Stratford created the Garden for Humanity.
Orbost created a Magical Garden and community walkway that incorporated native plants, mosaics and sculptures.
Buchan – using the Art & Craft Gallery as a base, the group has incorporated Buchan Gallery Inc.
Swifts Creek / Omeo project had three parts – enhancing the Back to Back Wool Challenge, staging a photographic exhibition of the challenge and then taking local artists and their works to the city. Marketing and media skills played a major role in the success of each event.
Meeniyan / Leongatha project, from workshops held in Meeniyan, led to creation of a quilt celebrating the diversity of women in South Gippsland, and the ages, stages and paths that brought them together, creating a “blanket of support for all”.
Latrobe group published a collection of recipes and stories called Tucker ‘N Tales — The Past, Present & Visions of Tomorrow told as a recipe story book.
Warragul created an Arts Discovery Trail with painted bollards, mosaic tiles and a large mosaic compass in the Linear Park. The group became incorporated as the Women’s Compass Network.
Yarram in 2005 celebrated with a Spring and Arts Festival over four days in various locations around the district. More than 3000 people attended.
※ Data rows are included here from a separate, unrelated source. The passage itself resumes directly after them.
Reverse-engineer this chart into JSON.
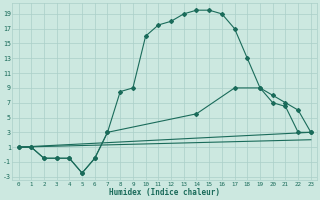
{
  "xlabel": "Humidex (Indice chaleur)",
  "background_color": "#cce8e0",
  "grid_color": "#aacfc8",
  "line_color": "#1a6b5a",
  "xlim": [
    -0.5,
    23.5
  ],
  "ylim": [
    -3.5,
    20.5
  ],
  "xticks": [
    0,
    1,
    2,
    3,
    4,
    5,
    6,
    7,
    8,
    9,
    10,
    11,
    12,
    13,
    14,
    15,
    16,
    17,
    18,
    19,
    20,
    21,
    22,
    23
  ],
  "yticks": [
    -3,
    -1,
    1,
    3,
    5,
    7,
    9,
    11,
    13,
    15,
    17,
    19
  ],
  "line1_x": [
    0,
    1,
    2,
    3,
    4,
    5,
    6,
    7,
    8,
    9,
    10,
    11,
    12,
    13,
    14,
    15,
    16,
    17,
    18,
    19,
    20,
    21,
    22,
    23
  ],
  "line1_y": [
    1,
    1,
    -0.5,
    -0.5,
    -0.5,
    -2.5,
    -0.5,
    3,
    8.5,
    9,
    16,
    17.5,
    18,
    19,
    19.5,
    19.5,
    19,
    17,
    13,
    9,
    7,
    6.5,
    3,
    3
  ],
  "line2_x": [
    0,
    1,
    2,
    3,
    4,
    5,
    6,
    7,
    14,
    17,
    19,
    20,
    21,
    22,
    23
  ],
  "line2_y": [
    1,
    1,
    -0.5,
    -0.5,
    -0.5,
    -2.5,
    -0.5,
    3,
    5.5,
    9,
    9,
    8,
    7,
    6,
    3
  ],
  "line3_x": [
    0,
    23
  ],
  "line3_y": [
    1,
    3
  ],
  "line4_x": [
    0,
    23
  ],
  "line4_y": [
    1,
    2
  ]
}
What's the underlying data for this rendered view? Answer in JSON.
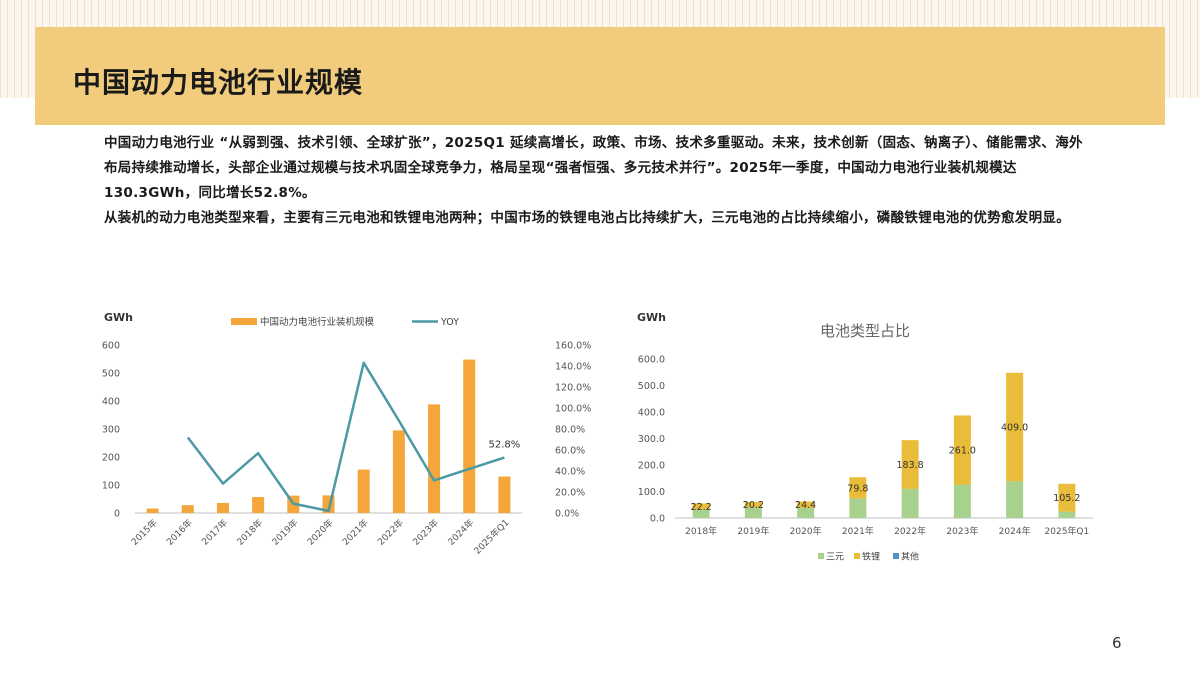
{
  "slide": {
    "title": "中国动力电池行业规模",
    "paragraphs": [
      "中国动力电池行业 “从弱到强、技术引领、全球扩张”，2025Q1 延续高增长，政策、市场、技术多重驱动。未来，技术创新（固态、钠离子）、储能需求、海外布局持续推动增长，头部企业通过规模与技术巩固全球竞争力，格局呈现“强者恒强、多元技术并行”。2025年一季度，中国动力电池行业装机规模达130.3GWh，同比增长52.8%。",
      "从装机的动力电池类型来看，主要有三元电池和铁锂电池两种；中国市场的铁锂电池占比持续扩大，三元电池的占比持续缩小，磷酸铁锂电池的优势愈发明显。"
    ],
    "page_number": "6"
  },
  "colors": {
    "title_band": "#f1cc7c",
    "bar_orange": "#f5a63a",
    "line_teal": "#4b9aa3",
    "sanyuan_green": "#a9d18e",
    "tieli_gold": "#e9bc3a",
    "qita_blue": "#5b8fc7"
  },
  "chart_data": [
    {
      "type": "bar",
      "combo": "bar+line",
      "title": "",
      "ylabel": "GWh",
      "categories": [
        "2015年",
        "2016年",
        "2017年",
        "2018年",
        "2019年",
        "2020年",
        "2021年",
        "2022年",
        "2023年",
        "2024年",
        "2025年Q1"
      ],
      "ylim": [
        0,
        600
      ],
      "yticks": [
        "0",
        "100",
        "200",
        "300",
        "400",
        "500",
        "600"
      ],
      "y2lim": [
        0,
        160
      ],
      "y2ticks": [
        "0.0%",
        "20.0%",
        "40.0%",
        "60.0%",
        "80.0%",
        "100.0%",
        "120.0%",
        "140.0%",
        "160.0%"
      ],
      "legend_position": "top",
      "series": [
        {
          "name": "中国动力电池行业装机规模",
          "kind": "bar",
          "axis": "left",
          "color": "#f5a63a",
          "values": [
            16,
            28,
            36,
            57,
            62,
            63,
            155,
            295,
            388,
            548,
            130.3
          ]
        },
        {
          "name": "YOY",
          "kind": "line",
          "axis": "right",
          "color": "#4b9aa3",
          "values": [
            null,
            72,
            28,
            57,
            9,
            2,
            143,
            88,
            31,
            42,
            52.8
          ]
        }
      ],
      "data_labels": [
        {
          "index": 10,
          "text": "52.8%"
        }
      ]
    },
    {
      "type": "bar",
      "stacked": true,
      "title": "电池类型占比",
      "ylabel": "GWh",
      "categories": [
        "2018年",
        "2019年",
        "2020年",
        "2021年",
        "2022年",
        "2023年",
        "2024年",
        "2025年Q1"
      ],
      "ylim": [
        0,
        600
      ],
      "yticks": [
        "0.0",
        "100.0",
        "200.0",
        "300.0",
        "400.0",
        "500.0",
        "600.0"
      ],
      "legend_position": "bottom",
      "series": [
        {
          "name": "三元",
          "color": "#a9d18e",
          "values": [
            33,
            40,
            38,
            74,
            110,
            126,
            139,
            24
          ]
        },
        {
          "name": "铁锂",
          "color": "#e9bc3a",
          "values": [
            22.2,
            20.2,
            24.4,
            79.8,
            183.8,
            261.0,
            409.0,
            105.2
          ]
        },
        {
          "name": "其他",
          "color": "#5b8fc7",
          "values": [
            0,
            0,
            0,
            0,
            0,
            0,
            0,
            0
          ]
        }
      ],
      "data_labels": [
        "22.2",
        "20.2",
        "24.4",
        "79.8",
        "183.8",
        "261.0",
        "409.0",
        "105.2"
      ]
    }
  ]
}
An official opening and celebratory dinner were held, with special guest, singer Marina Prior as part of the event at Yarram’s Regent Theatre.
The WWMB project was celebrated in February 2006 with a showcase, marketing and business forum, Held at the Wedge in Sale.
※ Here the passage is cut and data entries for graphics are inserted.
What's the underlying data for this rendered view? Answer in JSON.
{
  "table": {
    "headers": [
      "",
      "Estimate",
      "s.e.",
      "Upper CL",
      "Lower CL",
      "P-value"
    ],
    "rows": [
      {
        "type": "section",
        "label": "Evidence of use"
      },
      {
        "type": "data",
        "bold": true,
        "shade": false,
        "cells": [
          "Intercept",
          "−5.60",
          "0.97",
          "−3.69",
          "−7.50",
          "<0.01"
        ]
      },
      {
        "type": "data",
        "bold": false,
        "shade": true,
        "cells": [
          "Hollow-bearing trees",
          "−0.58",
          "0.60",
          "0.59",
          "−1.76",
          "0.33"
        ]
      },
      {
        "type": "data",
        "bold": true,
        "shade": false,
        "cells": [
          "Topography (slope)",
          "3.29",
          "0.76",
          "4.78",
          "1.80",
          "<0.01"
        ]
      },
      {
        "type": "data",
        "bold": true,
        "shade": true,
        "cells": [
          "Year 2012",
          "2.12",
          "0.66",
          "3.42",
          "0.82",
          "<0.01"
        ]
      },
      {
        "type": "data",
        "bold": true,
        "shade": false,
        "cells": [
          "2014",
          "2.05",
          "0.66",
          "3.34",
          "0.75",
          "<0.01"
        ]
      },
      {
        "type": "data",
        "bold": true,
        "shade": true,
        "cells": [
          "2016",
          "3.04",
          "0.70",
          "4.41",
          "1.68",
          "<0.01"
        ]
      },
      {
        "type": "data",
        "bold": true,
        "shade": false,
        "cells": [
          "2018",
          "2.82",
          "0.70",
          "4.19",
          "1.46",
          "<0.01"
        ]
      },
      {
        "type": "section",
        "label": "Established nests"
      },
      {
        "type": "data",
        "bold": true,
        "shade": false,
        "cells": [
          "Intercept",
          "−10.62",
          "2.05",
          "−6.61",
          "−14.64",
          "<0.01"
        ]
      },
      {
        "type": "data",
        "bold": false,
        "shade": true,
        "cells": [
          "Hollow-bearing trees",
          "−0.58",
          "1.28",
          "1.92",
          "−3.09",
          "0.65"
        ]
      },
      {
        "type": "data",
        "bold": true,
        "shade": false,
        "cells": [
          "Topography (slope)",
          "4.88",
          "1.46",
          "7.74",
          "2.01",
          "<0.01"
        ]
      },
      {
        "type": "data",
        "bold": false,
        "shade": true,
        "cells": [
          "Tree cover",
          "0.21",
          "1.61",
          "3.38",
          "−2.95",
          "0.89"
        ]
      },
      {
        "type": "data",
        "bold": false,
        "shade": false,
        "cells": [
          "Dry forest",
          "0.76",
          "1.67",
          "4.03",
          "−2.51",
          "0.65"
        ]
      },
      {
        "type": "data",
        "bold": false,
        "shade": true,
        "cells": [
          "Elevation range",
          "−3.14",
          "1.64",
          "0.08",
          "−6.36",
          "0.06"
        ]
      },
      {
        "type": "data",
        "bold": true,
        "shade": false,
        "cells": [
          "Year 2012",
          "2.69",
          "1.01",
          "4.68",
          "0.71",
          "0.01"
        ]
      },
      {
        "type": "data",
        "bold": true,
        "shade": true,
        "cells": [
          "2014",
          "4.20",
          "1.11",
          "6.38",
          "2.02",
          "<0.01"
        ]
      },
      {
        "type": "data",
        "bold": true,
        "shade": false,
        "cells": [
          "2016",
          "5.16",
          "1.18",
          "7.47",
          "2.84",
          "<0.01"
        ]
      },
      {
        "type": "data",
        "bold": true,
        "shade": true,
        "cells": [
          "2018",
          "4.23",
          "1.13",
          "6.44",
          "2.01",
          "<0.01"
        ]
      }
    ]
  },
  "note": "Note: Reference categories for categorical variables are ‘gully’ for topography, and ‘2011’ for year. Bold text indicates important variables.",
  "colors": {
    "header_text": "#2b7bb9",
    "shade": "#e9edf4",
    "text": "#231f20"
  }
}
Again in 2007 we were invited to speak and showcase the Gippsland women’s projects at the 4th World Congress for rural women in South Africa and Kate Earl and myself were able to meet personally with Winnie Mandela and tell our Gippsland story.
We were honoured to have Joan Kirner (who by this time had retired from politics) who remained a staunch supporter of our activities, launch many of the projects in the communities.
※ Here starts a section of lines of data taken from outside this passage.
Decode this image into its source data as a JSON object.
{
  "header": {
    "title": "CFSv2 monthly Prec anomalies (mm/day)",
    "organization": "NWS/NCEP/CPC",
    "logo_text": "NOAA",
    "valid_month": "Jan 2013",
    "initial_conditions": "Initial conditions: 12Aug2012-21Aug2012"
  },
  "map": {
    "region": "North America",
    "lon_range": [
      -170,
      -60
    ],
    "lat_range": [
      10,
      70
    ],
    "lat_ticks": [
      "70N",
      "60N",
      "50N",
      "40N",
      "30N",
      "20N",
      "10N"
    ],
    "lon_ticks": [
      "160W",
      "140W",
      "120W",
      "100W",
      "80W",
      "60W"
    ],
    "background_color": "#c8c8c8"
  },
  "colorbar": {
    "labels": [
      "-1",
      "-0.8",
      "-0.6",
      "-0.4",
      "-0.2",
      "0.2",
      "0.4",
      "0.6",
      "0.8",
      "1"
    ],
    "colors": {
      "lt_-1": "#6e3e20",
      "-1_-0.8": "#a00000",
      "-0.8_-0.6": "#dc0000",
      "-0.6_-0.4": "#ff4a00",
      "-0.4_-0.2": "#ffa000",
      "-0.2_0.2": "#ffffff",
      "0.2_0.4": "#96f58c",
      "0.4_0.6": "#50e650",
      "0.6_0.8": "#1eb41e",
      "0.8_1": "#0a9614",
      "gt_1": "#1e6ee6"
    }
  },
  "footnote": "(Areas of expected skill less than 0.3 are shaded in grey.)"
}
During the lifetime of the Gippsland Women’s Network, from about 1992 to 2019, Gippsland women have enhanced their skills, their confidence, expanded their networks, engaged in leadership, and generated community involvement.
We have learnt to persevere. We have learnt that success is largely a matter of hanging on after others have let go. We have learnt to listen because sometimes, opportunity knocks very softly, and we have learnt to speak up about what we want – the world has a habit of making room for those who know where they are going.
We kept going when things got tough. Our leaders do not always listen or act when needed and that’s when it becomes our responsibility to get out of our comfort zone and make the world a better place for the community and ourselves. Once you start and you know where you want to be, you have commenced the journey.
Together with other members of the GWN committee, I thank you all for the opportunity to meet and make friendships with many resourceful and inspiring women throughout the journey. We are grateful for the wonderful friendships that were made and are enduring. We discovered many hidden talents.
Working with Federal, State, and Local Governments and many organisations gave all of us the skills to communicate and negotiate as we learnt how the political system worked.
We are especially grateful to Val Byth, one of the founders of the Women’s Electoral Lobby (WEL), for coming to Gippsland many times, supporting women and their families and being a great mentor to us all.
We want to thank Dr Janet Butler for her contribution in archiving the GWN documents for the National Library of Australia in Canberra and personally I also extend deep appreciation to Catherine Noy who for more almost 30 years has been a treasure and ever-dependable back stop and mentor.
I share a quote from Louise Otto-Peters (1819-1895):
“The history of all times and of today especially, teaches that… women will be forgotten if they forget to think about themselves.”
Thank you to my family, the participants, workers, volunteers, committee members, supporters and sponsors. Without you all, we would not have a story to tell.